If you have a historical interest in the beginnings of the Second World War, this would be a good time to start following it. His entries include clippings from the British newspapers, which on August 22, 1939, reported the flight of German Foreign Minister Von Rippentrop to Moscow to conclude a “non-aggression pact” with the Soviet Union– in fact an agreement to carve up Poland. (The news appeared on the front pages along with reports of a lightning strike that killed seven at a park in Ilford, Essex.)
I hope we get some clippings from The Daily Worker (now The Morning Star).
Of course we know all too well how things proceeded from there. But reading “the first draft of history” is always fascinating.
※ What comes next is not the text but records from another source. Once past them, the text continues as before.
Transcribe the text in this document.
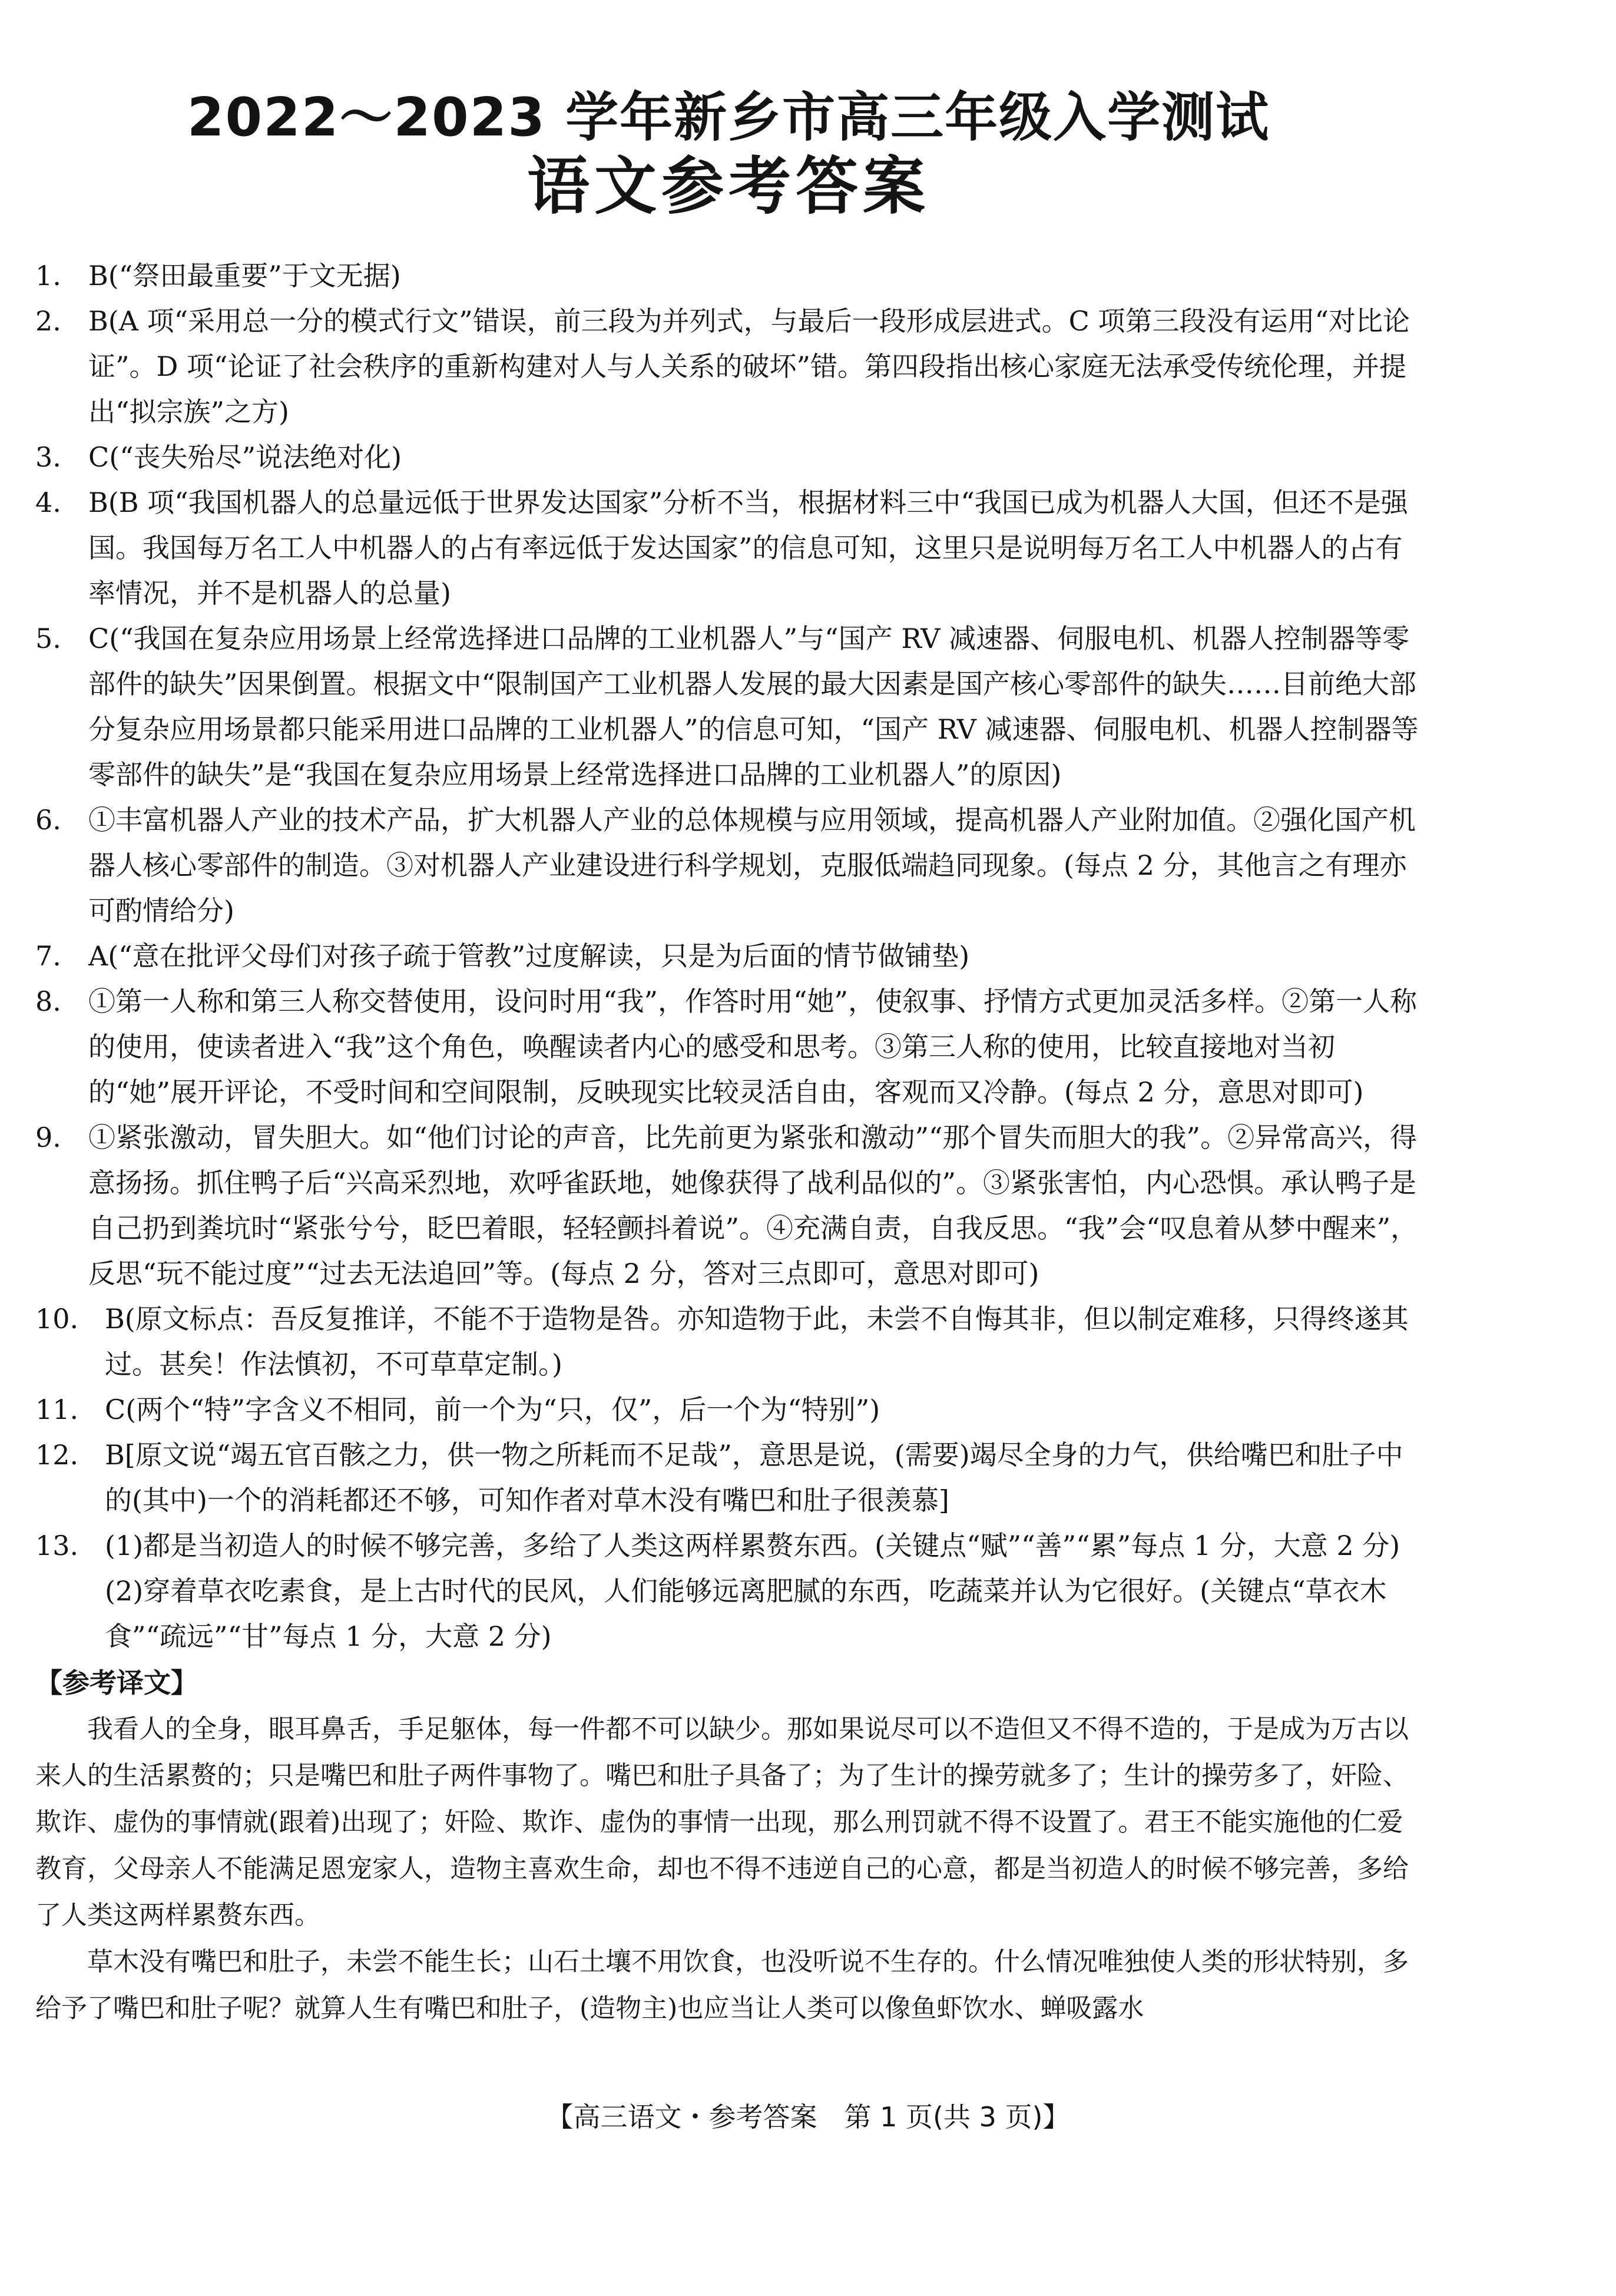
2022～2023 学年新乡市高三年级入学测试
语文参考答案
1. B(“祭田最重要”于文无据)
2. B(A 项“采用总一分的模式行文”错误，前三段为并列式，与最后一段形成层进式。C 项第三段没有运用“对比论证”。D 项“论证了社会秩序的重新构建对人与人关系的破坏”错。第四段指出核心家庭无法承受传统伦理，并提出“拟宗族”之方)
3. C(“丧失殆尽”说法绝对化)
4. B(B 项“我国机器人的总量远低于世界发达国家”分析不当，根据材料三中“我国已成为机器人大国，但还不是强国。我国每万名工人中机器人的占有率远低于发达国家”的信息可知，这里只是说明每万名工人中机器人的占有率情况，并不是机器人的总量)
5. C(“我国在复杂应用场景上经常选择进口品牌的工业机器人”与“国产 RV 减速器、伺服电机、机器人控制器等零部件的缺失”因果倒置。根据文中“限制国产工业机器人发展的最大因素是国产核心零部件的缺失……目前绝大部分复杂应用场景都只能采用进口品牌的工业机器人”的信息可知，“国产 RV 减速器、伺服电机、机器人控制器等零部件的缺失”是“我国在复杂应用场景上经常选择进口品牌的工业机器人”的原因)
6. ①丰富机器人产业的技术产品，扩大机器人产业的总体规模与应用领域，提高机器人产业附加值。②强化国产机器人核心零部件的制造。③对机器人产业建设进行科学规划，克服低端趋同现象。(每点 2 分，其他言之有理亦可酌情给分)
7. A(“意在批评父母们对孩子疏于管教”过度解读，只是为后面的情节做铺垫)
8. ①第一人称和第三人称交替使用，设问时用“我”，作答时用“她”，使叙事、抒情方式更加灵活多样。②第一人称的使用，使读者进入“我”这个角色，唤醒读者内心的感受和思考。③第三人称的使用，比较直接地对当初的“她”展开评论，不受时间和空间限制，反映现实比较灵活自由，客观而又冷静。(每点 2 分，意思对即可)
9. ①紧张激动，冒失胆大。如“他们讨论的声音，比先前更为紧张和激动”“那个冒失而胆大的我”。②异常高兴，得意扬扬。抓住鸭子后“兴高采烈地，欢呼雀跃地，她像获得了战利品似的”。③紧张害怕，内心恐惧。承认鸭子是自己扔到粪坑时“紧张兮兮，眨巴着眼，轻轻颤抖着说”。④充满自责，自我反思。“我”会“叹息着从梦中醒来”，反思“玩不能过度”“过去无法追回”等。(每点 2 分，答对三点即可，意思对即可)
10. B(原文标点：吾反复推详，不能不于造物是咎。亦知造物于此，未尝不自悔其非，但以制定难移，只得终遂其过。甚矣！作法慎初，不可草草定制。)
11. C(两个“特”字含义不相同，前一个为“只，仅”，后一个为“特别”)
12. B[原文说“竭五官百骸之力，供一物之所耗而不足哉”，意思是说，(需要)竭尽全身的力气，供给嘴巴和肚子中的(其中)一个的消耗都还不够，可知作者对草木没有嘴巴和肚子很羡慕]
13. (1)都是当初造人的时候不够完善，多给了人类这两样累赘东西。(关键点“赋”“善”“累”每点 1 分，大意 2 分)
(2)穿着草衣吃素食，是上古时代的民风，人们能够远离肥腻的东西，吃蔬菜并认为它很好。(关键点“草衣木食”“疏远”“甘”每点 1 分，大意 2 分)
【参考译文】

我看人的全身，眼耳鼻舌，手足躯体，每一件都不可以缺少。那如果说尽可以不造但又不得不造的，于是成为万古以来人的生活累赘的；只是嘴巴和肚子两件事物了。嘴巴和肚子具备了；为了生计的操劳就多了；生计的操劳多了，奸险、欺诈、虚伪的事情就(跟着)出现了；奸险、欺诈、虚伪的事情一出现，那么刑罚就不得不设置了。君王不能实施他的仁爱教育，父母亲人不能满足恩宠家人，造物主喜欢生命，却也不得不违逆自己的心意，都是当初造人的时候不够完善，多给了人类这两样累赘东西。

草木没有嘴巴和肚子，未尝不能生长；山石土壤不用饮食，也没听说不生存的。什么情况唯独使人类的形状特别，多给予了嘴巴和肚子呢？就算人生有嘴巴和肚子，(造物主)也应当让人类可以像鱼虾饮水、蝉吸露水

【高三语文・参考答案　第 1 页(共 3 页)】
Update: From The Daily Telegraph, August 24, 1939:
The Reich Foreign Minister arrived at the [Moscow] central airport at one o’clock from Koenigsberg, East Prussia, in Herr Hitler’s giant four-motor Focke-Wulf Condor transport, displaying a huge swastika on the rudder.
Herr von Ribbentrop stepped out, wearing a dark overcoat and a black felt hat, to receive a more elaborate reception than was accorded the Anglo-French missions when they arrived.
Though on that occasion the Union Jack and the Tricolour were missing, to-day a large swastika was flying from the mast and five smaller ones on the airport building confronted the father of the Anti-Communist Pact.
These smaller ones were hastily manufactured last night when it was found impossible to obtain German flags in Moscow.